IT’S far from burritos, taquitos, and chipotles that the Irish palate was reared. Thanks to our ongoing renaissance in the production, cooking, and service of food, however, such ingredients seem less exotic by the day. In Dublin, particularly, a mix of traditional eateries (Acapulco), burrito bars (Boojum, the Little Ass Burrito Bar), quirky cafes (Cafe Azteca, K Chido Mexico) and hipster hotshots (777) have come in under the radar to create a bona fide Mexican food scene.
It’s a work in progress, of course, but the nuggets are finally starting to outweigh the soggy nachos. Picking my way through a long list of recommendations for this review, I got the sense of an increasingly authentic snapshot of one of the world’s most delicious and surprising cuisines.
The best burrito? That question divides Dubliners, but for me it was the Cali Carnitas (€6.50) — a torpedo of slow-cooked pork tucked up with a fistful of long-grain rice, black beans, grated cheese, and smoked chipotle salsa at Pablo Picante on Clarendon Market (“al lado to El Grafton Street” as it’s described).

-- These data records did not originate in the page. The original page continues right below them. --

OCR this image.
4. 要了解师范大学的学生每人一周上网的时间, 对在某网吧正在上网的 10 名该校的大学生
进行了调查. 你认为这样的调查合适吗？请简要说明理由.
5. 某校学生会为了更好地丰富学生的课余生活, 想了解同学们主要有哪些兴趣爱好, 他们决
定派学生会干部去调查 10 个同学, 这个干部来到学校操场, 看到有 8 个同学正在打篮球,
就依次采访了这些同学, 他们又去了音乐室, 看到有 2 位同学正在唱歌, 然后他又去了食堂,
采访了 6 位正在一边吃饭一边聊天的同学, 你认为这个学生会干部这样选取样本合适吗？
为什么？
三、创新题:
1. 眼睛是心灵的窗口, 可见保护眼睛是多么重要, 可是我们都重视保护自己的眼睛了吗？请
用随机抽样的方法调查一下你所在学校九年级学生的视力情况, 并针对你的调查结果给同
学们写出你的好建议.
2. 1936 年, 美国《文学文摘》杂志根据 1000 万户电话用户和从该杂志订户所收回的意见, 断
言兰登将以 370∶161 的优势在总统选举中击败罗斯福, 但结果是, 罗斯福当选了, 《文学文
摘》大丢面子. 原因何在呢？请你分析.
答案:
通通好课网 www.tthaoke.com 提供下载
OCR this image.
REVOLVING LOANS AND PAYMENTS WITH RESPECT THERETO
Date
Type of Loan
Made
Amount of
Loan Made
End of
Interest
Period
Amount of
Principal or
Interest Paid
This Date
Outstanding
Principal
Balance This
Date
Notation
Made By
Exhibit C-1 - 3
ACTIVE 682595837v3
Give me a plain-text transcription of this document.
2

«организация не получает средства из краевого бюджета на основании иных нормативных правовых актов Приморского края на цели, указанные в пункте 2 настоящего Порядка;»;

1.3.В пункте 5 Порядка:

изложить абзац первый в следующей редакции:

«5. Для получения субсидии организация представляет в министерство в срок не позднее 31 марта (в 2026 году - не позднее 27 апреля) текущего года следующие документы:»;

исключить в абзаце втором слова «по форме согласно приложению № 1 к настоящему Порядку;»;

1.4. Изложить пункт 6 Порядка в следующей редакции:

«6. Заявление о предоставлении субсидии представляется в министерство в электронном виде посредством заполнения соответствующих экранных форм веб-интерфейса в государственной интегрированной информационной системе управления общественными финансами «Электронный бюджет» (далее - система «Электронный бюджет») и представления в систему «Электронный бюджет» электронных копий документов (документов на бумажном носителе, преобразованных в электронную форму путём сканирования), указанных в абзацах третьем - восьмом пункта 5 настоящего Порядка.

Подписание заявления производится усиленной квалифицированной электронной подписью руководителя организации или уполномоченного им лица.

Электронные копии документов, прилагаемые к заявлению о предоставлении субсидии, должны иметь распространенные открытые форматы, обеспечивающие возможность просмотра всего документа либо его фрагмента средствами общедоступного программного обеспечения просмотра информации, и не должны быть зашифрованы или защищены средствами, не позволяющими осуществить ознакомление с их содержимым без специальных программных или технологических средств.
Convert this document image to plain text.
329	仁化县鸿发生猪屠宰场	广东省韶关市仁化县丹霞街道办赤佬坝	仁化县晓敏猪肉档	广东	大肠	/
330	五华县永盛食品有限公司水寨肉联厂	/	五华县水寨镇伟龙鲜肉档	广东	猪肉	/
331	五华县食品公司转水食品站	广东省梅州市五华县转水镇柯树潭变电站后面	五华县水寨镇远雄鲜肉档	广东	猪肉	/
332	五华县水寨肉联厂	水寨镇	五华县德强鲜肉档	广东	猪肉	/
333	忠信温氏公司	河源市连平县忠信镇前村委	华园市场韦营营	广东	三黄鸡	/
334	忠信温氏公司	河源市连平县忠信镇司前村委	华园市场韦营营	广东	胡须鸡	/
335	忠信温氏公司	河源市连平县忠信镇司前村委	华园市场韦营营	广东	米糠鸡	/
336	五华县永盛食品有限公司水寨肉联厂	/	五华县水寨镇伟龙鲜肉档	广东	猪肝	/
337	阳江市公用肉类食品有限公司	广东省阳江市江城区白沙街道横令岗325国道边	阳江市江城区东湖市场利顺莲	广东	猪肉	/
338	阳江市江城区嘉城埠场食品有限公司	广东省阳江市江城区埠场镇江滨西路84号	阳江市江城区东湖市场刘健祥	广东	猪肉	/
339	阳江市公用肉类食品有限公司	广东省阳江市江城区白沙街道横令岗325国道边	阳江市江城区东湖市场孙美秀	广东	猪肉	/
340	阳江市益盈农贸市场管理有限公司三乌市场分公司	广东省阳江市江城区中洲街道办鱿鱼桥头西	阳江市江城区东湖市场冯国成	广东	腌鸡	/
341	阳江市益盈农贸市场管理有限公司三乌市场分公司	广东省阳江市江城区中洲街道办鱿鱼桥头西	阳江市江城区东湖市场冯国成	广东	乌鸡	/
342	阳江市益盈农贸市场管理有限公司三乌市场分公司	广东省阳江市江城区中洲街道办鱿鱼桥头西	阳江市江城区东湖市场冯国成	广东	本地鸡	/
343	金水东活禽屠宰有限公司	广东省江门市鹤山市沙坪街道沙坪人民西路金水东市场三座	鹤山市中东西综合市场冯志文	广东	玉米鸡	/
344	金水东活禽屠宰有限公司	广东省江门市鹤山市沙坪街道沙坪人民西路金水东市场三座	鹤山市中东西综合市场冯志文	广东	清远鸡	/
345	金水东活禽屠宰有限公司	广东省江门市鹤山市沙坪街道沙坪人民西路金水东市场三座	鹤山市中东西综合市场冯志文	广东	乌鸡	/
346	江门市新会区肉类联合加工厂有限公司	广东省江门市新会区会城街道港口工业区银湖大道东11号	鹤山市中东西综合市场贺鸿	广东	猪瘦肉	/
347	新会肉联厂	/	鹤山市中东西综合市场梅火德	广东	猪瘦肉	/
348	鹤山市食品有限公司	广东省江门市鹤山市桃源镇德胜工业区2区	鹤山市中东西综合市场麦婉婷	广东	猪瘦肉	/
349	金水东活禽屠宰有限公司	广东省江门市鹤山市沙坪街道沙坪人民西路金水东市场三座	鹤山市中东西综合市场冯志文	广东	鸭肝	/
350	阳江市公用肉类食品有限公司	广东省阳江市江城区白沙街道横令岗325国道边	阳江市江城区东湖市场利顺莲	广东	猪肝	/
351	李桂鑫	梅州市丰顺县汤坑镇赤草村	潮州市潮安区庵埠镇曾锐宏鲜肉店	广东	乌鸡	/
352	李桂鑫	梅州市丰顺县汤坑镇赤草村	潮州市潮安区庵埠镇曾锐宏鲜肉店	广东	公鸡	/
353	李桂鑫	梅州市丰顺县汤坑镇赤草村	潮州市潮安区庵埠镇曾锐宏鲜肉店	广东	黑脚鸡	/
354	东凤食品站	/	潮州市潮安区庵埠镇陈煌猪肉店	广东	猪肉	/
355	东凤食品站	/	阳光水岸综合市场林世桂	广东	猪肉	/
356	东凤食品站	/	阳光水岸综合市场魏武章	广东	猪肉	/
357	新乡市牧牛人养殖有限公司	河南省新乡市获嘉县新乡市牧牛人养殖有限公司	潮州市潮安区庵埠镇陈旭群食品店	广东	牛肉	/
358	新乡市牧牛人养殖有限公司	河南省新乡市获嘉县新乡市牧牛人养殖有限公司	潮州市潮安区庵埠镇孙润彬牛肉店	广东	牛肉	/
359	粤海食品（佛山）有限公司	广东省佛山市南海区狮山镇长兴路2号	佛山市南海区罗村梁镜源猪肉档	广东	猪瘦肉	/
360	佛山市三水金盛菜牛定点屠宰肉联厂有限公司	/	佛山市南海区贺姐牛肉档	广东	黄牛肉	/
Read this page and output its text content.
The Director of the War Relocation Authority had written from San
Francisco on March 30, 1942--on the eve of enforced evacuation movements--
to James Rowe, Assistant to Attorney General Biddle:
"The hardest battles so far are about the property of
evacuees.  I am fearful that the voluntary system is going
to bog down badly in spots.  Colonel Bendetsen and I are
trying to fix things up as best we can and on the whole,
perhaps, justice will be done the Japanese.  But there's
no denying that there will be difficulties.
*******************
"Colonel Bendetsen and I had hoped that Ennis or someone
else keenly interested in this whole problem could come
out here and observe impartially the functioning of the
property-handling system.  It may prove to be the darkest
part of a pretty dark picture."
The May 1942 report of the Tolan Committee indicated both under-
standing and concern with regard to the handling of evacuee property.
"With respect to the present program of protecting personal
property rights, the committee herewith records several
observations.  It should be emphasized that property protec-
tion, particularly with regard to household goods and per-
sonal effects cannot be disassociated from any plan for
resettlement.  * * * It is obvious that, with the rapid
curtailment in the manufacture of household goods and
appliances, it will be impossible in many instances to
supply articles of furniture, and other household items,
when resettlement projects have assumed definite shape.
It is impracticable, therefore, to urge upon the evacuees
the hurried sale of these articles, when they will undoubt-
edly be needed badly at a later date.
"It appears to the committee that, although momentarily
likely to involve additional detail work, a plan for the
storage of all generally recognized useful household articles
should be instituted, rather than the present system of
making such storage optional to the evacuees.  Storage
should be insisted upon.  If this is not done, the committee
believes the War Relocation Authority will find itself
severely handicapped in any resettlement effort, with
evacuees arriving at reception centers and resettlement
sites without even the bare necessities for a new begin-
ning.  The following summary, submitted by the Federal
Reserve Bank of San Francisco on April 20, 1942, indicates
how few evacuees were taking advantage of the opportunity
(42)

Pablo’s sunburst colour scheme put me in a chirpy mood even before I got to its short, sweet menu of burritos, nachos, and quesadillas. The burrito pulled no punches. Wrapped in foil and served in a naff wooden basket, its toothsome tortilla gave way to moist meat and a sauce that put just the right tingle in the lips. It was obscenely big, heavy as a pint of porter, but whopping great value.
Mexican iconography and pop culture lend themselves to funky design, and I liked Pablo Picante’s masked Lucha libre wrestler and the collection of hot sauces lovingly displayed on a rack. This remains a casual space, however.
For the best combination of Mexican food and atmosphere in Dublin, get to 777. Pass through the plain black shopfront of John Farrell’s South Great George’s St joint, and it feels like you’ve walked into a living margarita.
A small room at once stirs moods of elegant decay (tall, distressed ceilings), iconic Mexico (scatterings of skulls, dripping candelabras, gallons of tequila) and urban grit (raunchy tile murals of low-rider cars and a tattooed couple making out). It’s a dirty diamond, one of the most scintillating 30-something social spaces in the city.
777’s menu can be approached in several ways — from small dishes like smoked salmon ceviche (€14) or oyster shots with tequila and jalapeno (€3.20 a pop) to several courses served “family-style” at €38.50pp.
You can sit in booths or at the cocktail bar, fill your belly, or natter over a few nibbles.
Mains on the a la carte range from a black bean cazuela at €18 to an Asada de Carne — an oak-grilled hangar steak served with papas rajas, roasted garlic, manchego cheese and chimichurri — for €29.
Both come from a wood-burning grill, with sides including guacamole (€3) and Mexican-style streetcorn (€6).
Personal favourites here are the creative selection of tostados (two crispy corn tortillas with toppings) and taquitos (three soft corn tortillas with various fillings).
Over several visits, I’ve come back to the yellowfin tuna tostado (€11), which sets the cool and velvety sashimi off with pickled cucumber and chipotle mayo (€11), and a red-hot taquito of house-blend chorizo, cheese, crème, and cilantro onion. It’s got a kick like a mule.
777 isn’t for everyone. Bookings are only taken for parties of six or more, service can be sloppy, and — while the food is considerably more complex than Dublin’s burrito bars — its prices can be higher too. A Margarita Especial will set you back €12, for example.
Some smell a whiff of the Celtic Tiger about it, and certainly, you wouldn’t bat an eyelid at a 777 in New York.
I reckon John Farrell (the restaurateur behind Ranelagh’s Butcher Grill and the new Super Miss Sue) brings the right mix of gritty sparkle, killer cocktails, and mildly adventurous cooking for this patch.
Across the street, Acapulco offers a more traditional buzz. But two years after it opened, 777 still feels like an edgy space where anything could happen.